Remains Returned
ID Announced 23 June 1989

Name: Robert Austin Stubberfield
Rank/Branch: O3/US Air Force
Date of Birth: 30 November 1929
Home City of Record: Richmond NC
Date of Loss: 06 May 1965
Country of Loss: North Vietnam
Loss Coordinates: 170330N 1070110E
Status (in 1973): Missing In Action
Category: 2
Aircraft/Vehicle/Ground: RF101C
Refno: 0080

Source: Compiled from one or more of the following: raw data from U.S.
Government agency sources, correspondence with POW/MIA families,
published sources, interviews. Updated by the P.O.W. NETWORK in 2020.

Other Personnel in Incident: (none missing)


SYNOPSIS: The RF101 first saw action in Vietnam in late 1961, flying photo
missions over the Ho Chi Minh Trail, the primary communist supply line
through southern Laos, and the Plain of Jars to the northwest where Soviet
transports were delivering supplies to communist troops. The Voodoo later
began conducting reconnaissance over South Vietnam as well.

By February 1965, the RF101 had been modified, making it stronger and more
durable. The newer RF101C model, instead of taking pictures, navigated for
fighter/bombers for a brief period, then returned to photo reconnaissance.

The RF101C was an outstanding reconnaissance craft, and although it looked
"hot" and was fast enough (max. speed 1000 mph) to leave a MiG-17 far
behind, it could not race away from the faster MiG-21, and was gradually
phased out and replaced by the RF4C Phantom II with its greater speed and
superior surveillance technology.

On May 6, 1965, Capt. Robert A. Stubberfield was the pilot of an RF101C
Voodoo on a mission which took him over Quang Binh Province, South Vietnam.
This northern province is the southernmost province in North Vietnam, and
its border to the south was the Song Ben Hai River. The five mile region
surrounding the river comprised the Demilitarized Zone (DMZ).

U.S. Military Rules of Engagement prohibited ground or artillery attacks
into this buffer zone established at the 1954 Geneva Conference, and it was
not long before the Vietnamese discovered they could move their heavy
artillery there and fire upon U.S. and South Vietnamese forces to the south
of the DMZ.

Capt. Stubberfield's mission was doubtless a reconnaissance mission relating
to these enemy activities. During the mission, Stubberfield's aircraft was
shot down just west of the city of Vinh Linh. Although Stubberfield's
emergency beeper was heard, indicating that he successfully ejected from the
aircraft and probably reached the ground, search and rescue efforts were

Stubberfield's wife and family knew there was a very good chance that he had
been captured, and waited for the war to end.

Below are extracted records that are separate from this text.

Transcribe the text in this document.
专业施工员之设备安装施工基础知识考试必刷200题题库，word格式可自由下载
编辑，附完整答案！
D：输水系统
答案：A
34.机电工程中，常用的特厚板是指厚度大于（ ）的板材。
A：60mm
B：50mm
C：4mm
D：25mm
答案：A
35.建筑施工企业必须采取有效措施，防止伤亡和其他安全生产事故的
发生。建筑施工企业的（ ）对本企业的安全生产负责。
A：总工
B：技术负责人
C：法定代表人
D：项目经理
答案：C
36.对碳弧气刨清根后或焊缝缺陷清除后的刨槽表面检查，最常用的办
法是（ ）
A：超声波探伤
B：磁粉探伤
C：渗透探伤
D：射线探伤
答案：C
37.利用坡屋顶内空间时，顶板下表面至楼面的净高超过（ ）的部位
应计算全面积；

In 1973, 591 American prisoners of war were released from Hanoi, but
Stubberfield was not among them. The Vietnamese denied any knowledge of him.

As the years passed, reports began to flow in to the U.S. regarding the some
3000 Americans unaccounted for at the end of the war. By 1989, nearly 10,000
reports have been received, convincing many authorities that hundreds of
Americans are still alive in captivity in Southeast Asia.

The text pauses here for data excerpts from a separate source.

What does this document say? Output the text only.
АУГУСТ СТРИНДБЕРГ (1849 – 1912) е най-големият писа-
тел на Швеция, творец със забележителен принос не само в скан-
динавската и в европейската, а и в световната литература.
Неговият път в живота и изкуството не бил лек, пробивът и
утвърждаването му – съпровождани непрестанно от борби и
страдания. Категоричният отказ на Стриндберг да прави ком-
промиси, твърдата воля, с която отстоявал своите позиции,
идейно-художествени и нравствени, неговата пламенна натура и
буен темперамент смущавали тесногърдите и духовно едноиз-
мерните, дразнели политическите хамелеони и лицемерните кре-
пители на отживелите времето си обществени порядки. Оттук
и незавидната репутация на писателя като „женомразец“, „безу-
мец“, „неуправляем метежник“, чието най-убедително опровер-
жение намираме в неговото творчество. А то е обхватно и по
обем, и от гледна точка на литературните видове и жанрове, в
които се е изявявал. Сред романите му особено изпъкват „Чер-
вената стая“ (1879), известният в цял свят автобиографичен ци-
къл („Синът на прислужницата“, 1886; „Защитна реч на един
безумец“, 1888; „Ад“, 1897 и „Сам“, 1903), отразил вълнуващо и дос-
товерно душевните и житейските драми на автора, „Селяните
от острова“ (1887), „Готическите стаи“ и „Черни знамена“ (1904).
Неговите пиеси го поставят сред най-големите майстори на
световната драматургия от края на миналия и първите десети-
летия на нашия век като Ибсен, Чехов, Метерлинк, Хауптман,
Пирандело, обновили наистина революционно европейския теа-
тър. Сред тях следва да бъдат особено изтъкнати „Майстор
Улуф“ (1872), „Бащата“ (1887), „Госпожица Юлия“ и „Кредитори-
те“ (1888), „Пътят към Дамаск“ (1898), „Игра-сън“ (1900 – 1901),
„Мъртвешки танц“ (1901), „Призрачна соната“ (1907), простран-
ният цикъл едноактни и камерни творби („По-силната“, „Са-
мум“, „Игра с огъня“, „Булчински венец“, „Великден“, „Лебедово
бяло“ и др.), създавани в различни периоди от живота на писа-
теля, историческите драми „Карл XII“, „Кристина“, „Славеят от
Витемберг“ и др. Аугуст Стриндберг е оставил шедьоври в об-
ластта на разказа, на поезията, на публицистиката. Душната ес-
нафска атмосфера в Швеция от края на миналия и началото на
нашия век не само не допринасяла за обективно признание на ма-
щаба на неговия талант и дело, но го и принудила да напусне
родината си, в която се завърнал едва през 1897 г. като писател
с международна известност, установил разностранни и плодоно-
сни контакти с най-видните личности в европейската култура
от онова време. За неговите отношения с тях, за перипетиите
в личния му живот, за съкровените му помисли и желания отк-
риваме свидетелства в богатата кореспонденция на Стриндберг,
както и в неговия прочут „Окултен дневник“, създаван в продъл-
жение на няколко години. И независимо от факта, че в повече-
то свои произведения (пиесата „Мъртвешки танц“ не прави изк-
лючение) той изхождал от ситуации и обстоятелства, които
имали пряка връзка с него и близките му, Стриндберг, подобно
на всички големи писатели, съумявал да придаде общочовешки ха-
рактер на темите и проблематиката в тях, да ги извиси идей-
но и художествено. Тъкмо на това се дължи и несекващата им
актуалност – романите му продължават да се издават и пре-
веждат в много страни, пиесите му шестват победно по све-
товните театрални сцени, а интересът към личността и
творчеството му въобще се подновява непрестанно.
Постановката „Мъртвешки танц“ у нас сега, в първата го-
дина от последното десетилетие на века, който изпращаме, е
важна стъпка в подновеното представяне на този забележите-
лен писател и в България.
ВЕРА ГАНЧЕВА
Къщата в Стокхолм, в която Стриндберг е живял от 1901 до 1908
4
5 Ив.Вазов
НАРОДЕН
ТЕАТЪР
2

Then on June 23, 1989, the U.S. announced that remains previously returned
by the Vietnamese had been identified as those of Capt. Robert A.
Stubberfield. For nearly 25 years, Stubberfield - alive or dead - was a
prisoner in enemy hands. While his family now can end their agonizing
uncertainty as to whether he is one of those said to be alive, they may
never know how - or when he died, or if he knew he had been abandoned by his
own country.




Return to Service Member Profiles

On June 20, 1989, the Central Identification Laboratory-Hawaii (CILHI, now DPAA) identified the remains of Lieutenant Colonel Robert Austin Stubberfield, missing from the Vietnam War.

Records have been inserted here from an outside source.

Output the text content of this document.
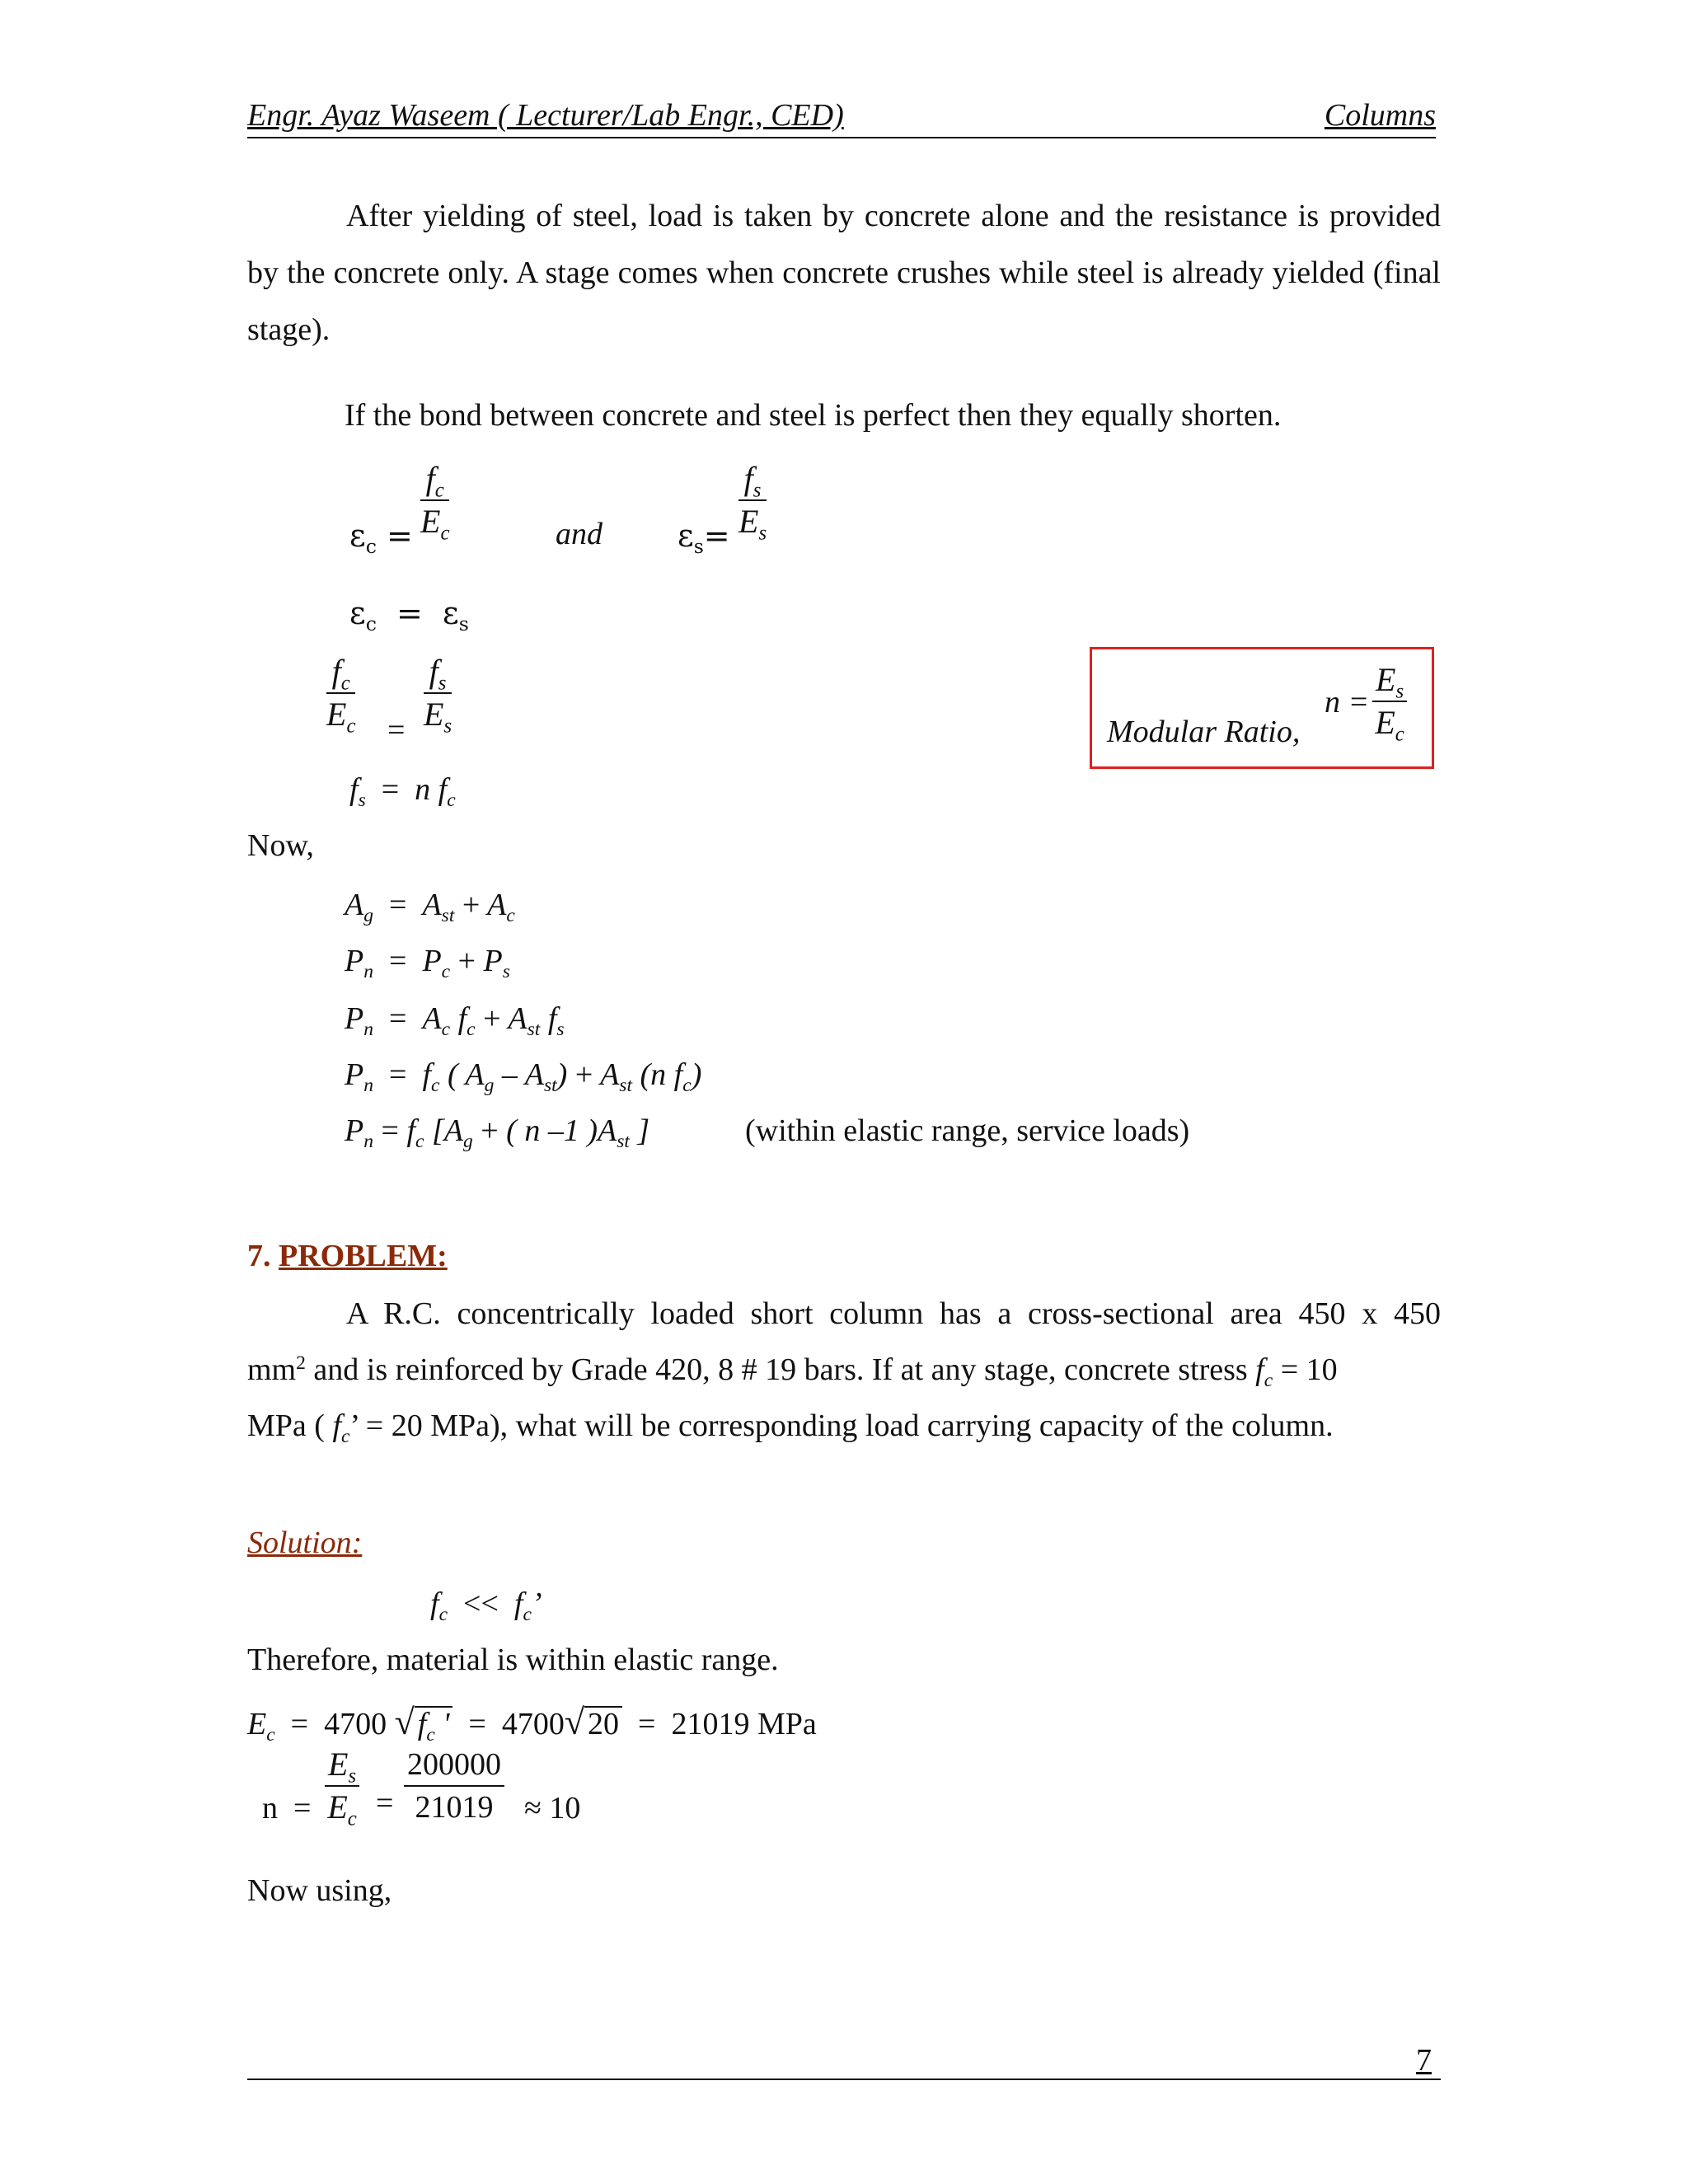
Engr. Ayaz Waseem ( Lecturer/Lab Engr., CED)	Columns
After yielding of steel, load is taken by concrete alone and the resistance is provided by the concrete only. A stage comes when concrete crushes while steel is already yielded (final stage).
If the bond between concrete and steel is perfect then they equally shorten.
$\varepsilon_c = \frac{f_c}{E_c}$	and $\varepsilon_s= \frac{f_s}{E_s}$
$\varepsilon_c = \varepsilon_s$
$\frac{f_c}{E_c} = \frac{f_s}{E_s}$
$f_s = n$ $f_c$
Modular Ratio,
$n = \frac{E_s}{E_c}$
Now,
$A_g = A_{st} + A_c$
$P_n = P_c + P_s$
$P_n = A_c$ $f_c + A_{st}$ $f_s$
$P_n = f_c$ ( $A_g - A_{st}) + A_{st}$ (n $f_c$)
$P_n = f_c$ [$A_g$ + ( n –1 )$A_{st}$ ]	(within elastic range, service loads)
7. PROBLEM:
A R.C. concentrically loaded short column has a cross-sectional area 450 x 450
$mm^2$ and is reinforced by Grade 420, 8 # 19 bars. If at any stage, concrete stress $f_c = 10$
MPa ( $f_c$’ = 20 MPa), what will be corresponding load carrying capacity of the column.
Solution:
$f_c << f_c$’
Therefore, material is within elastic range.
$E_c = 4700$ √ $f_c$ '  =  4700√ 20  =  21019 MPa
$n = \frac{E_s}{E_c} = \frac{200000}{21019} \approx 10$
Now using,
7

Lieutenant Colonel Stubberfield entered the U.S. Air Force from North Carolina and was a member of the 45th Tactical Reconnaissance Squadron. On May 6, 1965, he piloted an RF-101C Voodoo (tail number 56-045) on a reconnaissance mission over the Demilitarized Zone between North and South Vietnam. During the mission, his aircraft received enemy fire and crashed west of the rural village of Vinh Linh, killing Lt Col Stubberfield. His remains were not recovered at the time. In 1988, U.S. investigators traveled to the Thai Nguyen Province where they were permitted access to the Viet Bac Museum to examine artifacts correlating to Lt Col Stubberfield's aircraft; in 1989, the Vietnamese government repatriated human remains from this loss. U.S. investigators were then able to identify Lt Col Stubberfield from these remains and artifacts.

Lieutenant Colonel Stubberfield is memorialized in the Courts of the Missing at the National Memorial Cemetery of the Pacific.